Philosophy of the third person in private life - the philosophy of a person who knows only private life, and craves it alone, but who does not participate in it, who has no place in it - and therefore sees it in sharp focus, as a whole in all its nakedness, playing out all its roles but not fusing his identity with any one of them.
The present and even more the past are enriched at the expense of the future. The force and the persuasiveness of reality of real life, belong to the present and the past alone - to the is and the was - and to the future belongs a reality of a different sort, one that is more ephemeral, a reality when placed in the future is deprived of that materiality and density, that real-life weightiness that is essential to the is and the was.
Chivalric Romance
Time breaks down into a sequence of adventure-fragments.

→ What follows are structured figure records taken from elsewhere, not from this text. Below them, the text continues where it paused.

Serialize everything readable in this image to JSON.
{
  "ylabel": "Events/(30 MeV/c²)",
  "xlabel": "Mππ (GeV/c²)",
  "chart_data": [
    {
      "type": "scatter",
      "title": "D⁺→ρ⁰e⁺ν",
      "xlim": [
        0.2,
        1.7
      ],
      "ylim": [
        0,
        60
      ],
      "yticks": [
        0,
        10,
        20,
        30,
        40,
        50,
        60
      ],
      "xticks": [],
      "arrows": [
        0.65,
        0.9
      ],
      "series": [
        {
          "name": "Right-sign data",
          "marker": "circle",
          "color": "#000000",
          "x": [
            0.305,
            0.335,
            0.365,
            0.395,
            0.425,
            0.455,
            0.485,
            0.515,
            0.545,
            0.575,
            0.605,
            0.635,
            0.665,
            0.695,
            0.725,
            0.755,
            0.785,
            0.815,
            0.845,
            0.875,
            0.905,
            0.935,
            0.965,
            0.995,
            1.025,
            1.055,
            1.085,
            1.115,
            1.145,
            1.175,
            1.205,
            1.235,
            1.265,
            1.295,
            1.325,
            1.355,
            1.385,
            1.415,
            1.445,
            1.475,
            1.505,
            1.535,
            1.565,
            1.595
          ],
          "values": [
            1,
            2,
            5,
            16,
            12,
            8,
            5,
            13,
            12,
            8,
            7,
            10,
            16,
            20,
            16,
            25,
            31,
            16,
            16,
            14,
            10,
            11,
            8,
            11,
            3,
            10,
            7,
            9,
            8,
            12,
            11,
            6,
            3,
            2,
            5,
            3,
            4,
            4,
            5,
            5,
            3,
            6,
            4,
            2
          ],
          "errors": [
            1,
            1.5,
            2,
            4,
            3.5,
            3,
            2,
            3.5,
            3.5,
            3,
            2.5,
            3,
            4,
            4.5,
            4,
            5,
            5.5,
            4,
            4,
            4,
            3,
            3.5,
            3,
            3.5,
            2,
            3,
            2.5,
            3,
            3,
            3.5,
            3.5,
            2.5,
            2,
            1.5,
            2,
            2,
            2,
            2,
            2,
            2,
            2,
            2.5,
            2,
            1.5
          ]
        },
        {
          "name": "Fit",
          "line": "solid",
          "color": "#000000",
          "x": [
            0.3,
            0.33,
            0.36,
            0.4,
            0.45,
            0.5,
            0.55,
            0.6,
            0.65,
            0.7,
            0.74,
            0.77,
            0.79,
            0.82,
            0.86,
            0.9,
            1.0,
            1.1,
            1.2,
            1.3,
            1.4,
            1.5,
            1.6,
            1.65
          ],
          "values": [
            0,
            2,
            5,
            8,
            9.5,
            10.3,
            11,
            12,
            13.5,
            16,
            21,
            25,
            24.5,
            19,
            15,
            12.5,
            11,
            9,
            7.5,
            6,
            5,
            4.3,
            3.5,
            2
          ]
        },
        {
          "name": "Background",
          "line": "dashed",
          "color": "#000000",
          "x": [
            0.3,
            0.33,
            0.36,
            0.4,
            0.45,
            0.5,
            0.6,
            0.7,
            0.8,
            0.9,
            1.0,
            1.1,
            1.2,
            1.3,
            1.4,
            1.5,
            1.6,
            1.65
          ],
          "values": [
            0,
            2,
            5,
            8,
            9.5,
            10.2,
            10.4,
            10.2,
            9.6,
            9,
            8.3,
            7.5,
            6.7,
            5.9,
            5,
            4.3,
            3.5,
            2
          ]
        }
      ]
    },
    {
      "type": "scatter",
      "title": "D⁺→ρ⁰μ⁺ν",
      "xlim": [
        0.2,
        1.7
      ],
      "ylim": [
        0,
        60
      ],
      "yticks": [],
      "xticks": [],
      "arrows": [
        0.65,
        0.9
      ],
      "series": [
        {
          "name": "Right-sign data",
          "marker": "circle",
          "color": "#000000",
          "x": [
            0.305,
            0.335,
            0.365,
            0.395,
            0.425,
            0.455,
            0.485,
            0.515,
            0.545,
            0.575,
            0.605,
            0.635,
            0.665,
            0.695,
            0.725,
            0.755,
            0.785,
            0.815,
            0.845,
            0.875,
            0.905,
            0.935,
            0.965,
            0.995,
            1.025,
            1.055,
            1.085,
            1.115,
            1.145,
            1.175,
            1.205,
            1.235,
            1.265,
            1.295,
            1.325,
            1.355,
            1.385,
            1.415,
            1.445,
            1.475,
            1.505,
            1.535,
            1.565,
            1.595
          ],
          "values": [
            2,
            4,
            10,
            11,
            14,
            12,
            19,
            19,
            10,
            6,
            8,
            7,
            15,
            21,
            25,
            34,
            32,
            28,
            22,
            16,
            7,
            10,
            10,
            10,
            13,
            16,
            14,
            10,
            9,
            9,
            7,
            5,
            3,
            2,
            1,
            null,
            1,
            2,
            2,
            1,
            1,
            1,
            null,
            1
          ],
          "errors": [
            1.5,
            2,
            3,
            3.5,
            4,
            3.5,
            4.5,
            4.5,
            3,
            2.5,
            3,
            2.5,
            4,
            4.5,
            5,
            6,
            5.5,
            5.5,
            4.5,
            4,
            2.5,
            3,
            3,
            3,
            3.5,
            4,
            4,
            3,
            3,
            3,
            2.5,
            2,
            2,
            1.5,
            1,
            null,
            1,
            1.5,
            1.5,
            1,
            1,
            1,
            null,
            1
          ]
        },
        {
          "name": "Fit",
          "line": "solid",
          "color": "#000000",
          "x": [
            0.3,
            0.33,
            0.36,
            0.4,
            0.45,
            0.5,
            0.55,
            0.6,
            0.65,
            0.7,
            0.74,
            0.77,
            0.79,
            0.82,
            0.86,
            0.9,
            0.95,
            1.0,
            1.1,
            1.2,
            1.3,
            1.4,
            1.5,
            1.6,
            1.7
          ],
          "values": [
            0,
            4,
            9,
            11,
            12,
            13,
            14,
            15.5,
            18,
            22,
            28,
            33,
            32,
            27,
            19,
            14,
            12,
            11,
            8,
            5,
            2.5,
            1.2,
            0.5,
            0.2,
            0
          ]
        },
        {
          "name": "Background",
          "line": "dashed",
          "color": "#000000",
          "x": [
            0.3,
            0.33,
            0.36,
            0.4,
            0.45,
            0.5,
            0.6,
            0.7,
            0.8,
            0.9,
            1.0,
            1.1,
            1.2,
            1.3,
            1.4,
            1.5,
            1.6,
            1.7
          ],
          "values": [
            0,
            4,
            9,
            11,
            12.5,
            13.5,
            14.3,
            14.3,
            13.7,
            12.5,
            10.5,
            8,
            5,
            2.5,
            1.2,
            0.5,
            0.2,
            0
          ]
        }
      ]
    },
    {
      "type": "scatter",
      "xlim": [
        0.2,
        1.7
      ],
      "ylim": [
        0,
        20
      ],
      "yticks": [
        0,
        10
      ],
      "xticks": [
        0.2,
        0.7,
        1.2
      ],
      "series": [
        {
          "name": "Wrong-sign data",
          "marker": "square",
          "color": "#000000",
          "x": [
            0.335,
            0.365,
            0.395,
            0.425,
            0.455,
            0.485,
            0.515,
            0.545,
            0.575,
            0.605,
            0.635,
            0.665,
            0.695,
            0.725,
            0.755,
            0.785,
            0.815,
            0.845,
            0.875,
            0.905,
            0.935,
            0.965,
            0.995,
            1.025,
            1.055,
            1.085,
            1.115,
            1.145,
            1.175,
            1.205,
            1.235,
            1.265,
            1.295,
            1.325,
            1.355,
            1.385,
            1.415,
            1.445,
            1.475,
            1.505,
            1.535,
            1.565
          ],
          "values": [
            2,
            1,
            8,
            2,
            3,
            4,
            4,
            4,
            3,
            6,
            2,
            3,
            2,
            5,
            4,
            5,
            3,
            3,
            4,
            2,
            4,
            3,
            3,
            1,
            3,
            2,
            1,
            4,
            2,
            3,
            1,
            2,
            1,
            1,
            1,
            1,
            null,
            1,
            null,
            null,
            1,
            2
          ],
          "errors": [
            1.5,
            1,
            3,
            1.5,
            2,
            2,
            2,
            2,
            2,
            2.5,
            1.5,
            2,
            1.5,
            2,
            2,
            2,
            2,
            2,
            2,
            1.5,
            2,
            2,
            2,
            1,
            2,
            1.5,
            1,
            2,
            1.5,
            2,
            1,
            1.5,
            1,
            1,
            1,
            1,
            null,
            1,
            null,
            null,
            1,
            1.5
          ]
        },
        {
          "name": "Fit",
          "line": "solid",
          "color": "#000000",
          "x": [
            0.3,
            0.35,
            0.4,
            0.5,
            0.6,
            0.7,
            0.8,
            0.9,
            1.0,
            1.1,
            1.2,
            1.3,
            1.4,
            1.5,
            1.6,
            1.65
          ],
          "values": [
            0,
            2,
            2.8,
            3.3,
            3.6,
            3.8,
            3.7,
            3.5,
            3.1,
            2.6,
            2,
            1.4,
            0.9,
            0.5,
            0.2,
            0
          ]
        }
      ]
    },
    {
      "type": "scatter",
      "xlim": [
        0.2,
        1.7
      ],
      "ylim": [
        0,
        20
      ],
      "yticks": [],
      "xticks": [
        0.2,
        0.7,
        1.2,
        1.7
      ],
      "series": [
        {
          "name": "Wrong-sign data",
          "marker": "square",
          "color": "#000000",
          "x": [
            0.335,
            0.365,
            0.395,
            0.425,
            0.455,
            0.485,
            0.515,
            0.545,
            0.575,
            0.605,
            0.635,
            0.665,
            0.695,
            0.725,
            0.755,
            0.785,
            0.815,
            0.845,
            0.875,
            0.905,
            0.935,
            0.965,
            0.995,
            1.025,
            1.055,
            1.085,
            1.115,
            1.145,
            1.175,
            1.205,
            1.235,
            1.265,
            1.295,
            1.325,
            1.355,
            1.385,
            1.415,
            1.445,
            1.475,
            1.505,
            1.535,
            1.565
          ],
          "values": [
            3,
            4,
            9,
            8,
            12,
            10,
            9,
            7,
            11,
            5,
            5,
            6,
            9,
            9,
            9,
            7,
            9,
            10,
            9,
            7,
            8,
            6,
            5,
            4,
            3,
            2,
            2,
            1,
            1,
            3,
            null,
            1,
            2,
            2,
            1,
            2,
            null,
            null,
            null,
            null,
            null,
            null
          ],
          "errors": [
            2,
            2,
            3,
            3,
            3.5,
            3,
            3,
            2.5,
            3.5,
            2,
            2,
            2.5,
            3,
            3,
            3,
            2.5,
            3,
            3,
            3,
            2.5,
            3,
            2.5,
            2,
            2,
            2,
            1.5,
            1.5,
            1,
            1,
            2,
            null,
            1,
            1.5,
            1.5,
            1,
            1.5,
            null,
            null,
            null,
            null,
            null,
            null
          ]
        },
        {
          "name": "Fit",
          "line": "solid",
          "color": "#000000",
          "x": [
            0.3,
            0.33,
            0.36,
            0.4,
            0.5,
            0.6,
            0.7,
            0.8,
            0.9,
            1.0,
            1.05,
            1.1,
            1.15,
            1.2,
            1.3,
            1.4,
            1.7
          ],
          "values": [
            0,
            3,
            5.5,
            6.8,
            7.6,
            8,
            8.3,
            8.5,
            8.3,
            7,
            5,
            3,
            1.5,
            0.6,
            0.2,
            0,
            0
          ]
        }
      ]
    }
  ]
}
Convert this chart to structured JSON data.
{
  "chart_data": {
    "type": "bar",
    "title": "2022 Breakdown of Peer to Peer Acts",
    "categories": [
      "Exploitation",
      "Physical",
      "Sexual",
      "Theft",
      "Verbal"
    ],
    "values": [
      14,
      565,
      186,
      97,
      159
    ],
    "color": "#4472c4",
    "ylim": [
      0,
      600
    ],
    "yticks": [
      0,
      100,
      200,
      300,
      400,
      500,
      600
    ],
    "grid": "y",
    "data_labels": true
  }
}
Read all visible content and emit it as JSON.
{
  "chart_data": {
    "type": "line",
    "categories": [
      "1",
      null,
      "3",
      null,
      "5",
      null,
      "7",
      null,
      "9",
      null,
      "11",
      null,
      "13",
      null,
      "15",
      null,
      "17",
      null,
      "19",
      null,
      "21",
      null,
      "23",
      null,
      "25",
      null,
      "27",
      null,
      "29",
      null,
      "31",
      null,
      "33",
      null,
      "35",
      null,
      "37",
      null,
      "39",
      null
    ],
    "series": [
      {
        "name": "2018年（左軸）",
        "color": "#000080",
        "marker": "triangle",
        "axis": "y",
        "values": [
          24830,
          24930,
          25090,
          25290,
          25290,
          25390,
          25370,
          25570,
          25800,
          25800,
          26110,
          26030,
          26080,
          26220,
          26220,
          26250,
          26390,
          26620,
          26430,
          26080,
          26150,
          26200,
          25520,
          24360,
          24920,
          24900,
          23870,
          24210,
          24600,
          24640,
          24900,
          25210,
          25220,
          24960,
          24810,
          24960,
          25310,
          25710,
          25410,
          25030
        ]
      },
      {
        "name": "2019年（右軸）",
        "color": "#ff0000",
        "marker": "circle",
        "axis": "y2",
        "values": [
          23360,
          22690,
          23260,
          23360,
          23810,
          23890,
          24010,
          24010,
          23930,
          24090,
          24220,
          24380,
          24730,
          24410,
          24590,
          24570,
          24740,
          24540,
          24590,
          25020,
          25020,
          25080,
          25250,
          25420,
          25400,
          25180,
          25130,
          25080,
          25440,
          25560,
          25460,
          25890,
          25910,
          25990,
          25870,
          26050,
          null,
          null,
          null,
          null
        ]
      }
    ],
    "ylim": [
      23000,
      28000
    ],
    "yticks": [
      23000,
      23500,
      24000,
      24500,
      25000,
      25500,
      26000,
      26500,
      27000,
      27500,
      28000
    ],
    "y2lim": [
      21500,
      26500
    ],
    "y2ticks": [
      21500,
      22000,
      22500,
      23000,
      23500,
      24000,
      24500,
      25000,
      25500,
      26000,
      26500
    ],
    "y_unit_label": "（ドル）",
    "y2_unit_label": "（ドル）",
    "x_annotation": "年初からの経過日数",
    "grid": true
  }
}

In Chivalric Romance chance has all the seductiveness of the miraculous and the mysterious; it is personified by good and evil fairies, good and evil magicians; in enchanted groves and castles and elsewhere it lies in wait.
In contrast to the Greek, the heroes are symbolic and at the same time individualized.
The Rogue, the Clown and the Fool - all feature the right to other the world. They see the underside and falseness of every situation. Therefore, they can exploit whatever position they choose but only as a mask.
Conclusion
Science, Art and literature involve semantic elements that are not subject to temporal, and spatial determinations. Of such a sort, for instance, are all mathematical concepts: we make use of them for measuring spatial and temporal phenomena but they themselves have no intrinsic spatial and temporal determinations; they are the object of our abstract cognition. But meanings exist not only in abstract cognition, they exist in artistic thought as well. These artistic meanings are likewise not subject to temporal and spatial determinations. We somehow manage however to endow all phenomena with meaning, that is, we incorporate them not only into the sphere of spatial and temporal existence but also into a semantic sphere. This process of assigning meaning also involves some assigning of value. But questions concerning the form that existence assumes in this sphere, and the nature and form of the evaluations that give sense to existence are purely philosophical.
Whatever these meanings turn out to be, in order to enter our experience (which is social experience) they must take on the form of a sign that is audible and visible for us (a hieroglyph, a mathematical formula, a verbal or linguistic expression, a sketch etc). Without such temporal-spatial expression, even abstract thought is impossible. Consequently, every entry into the sphere of meaning is accomplished only through the gates of the Chronotope.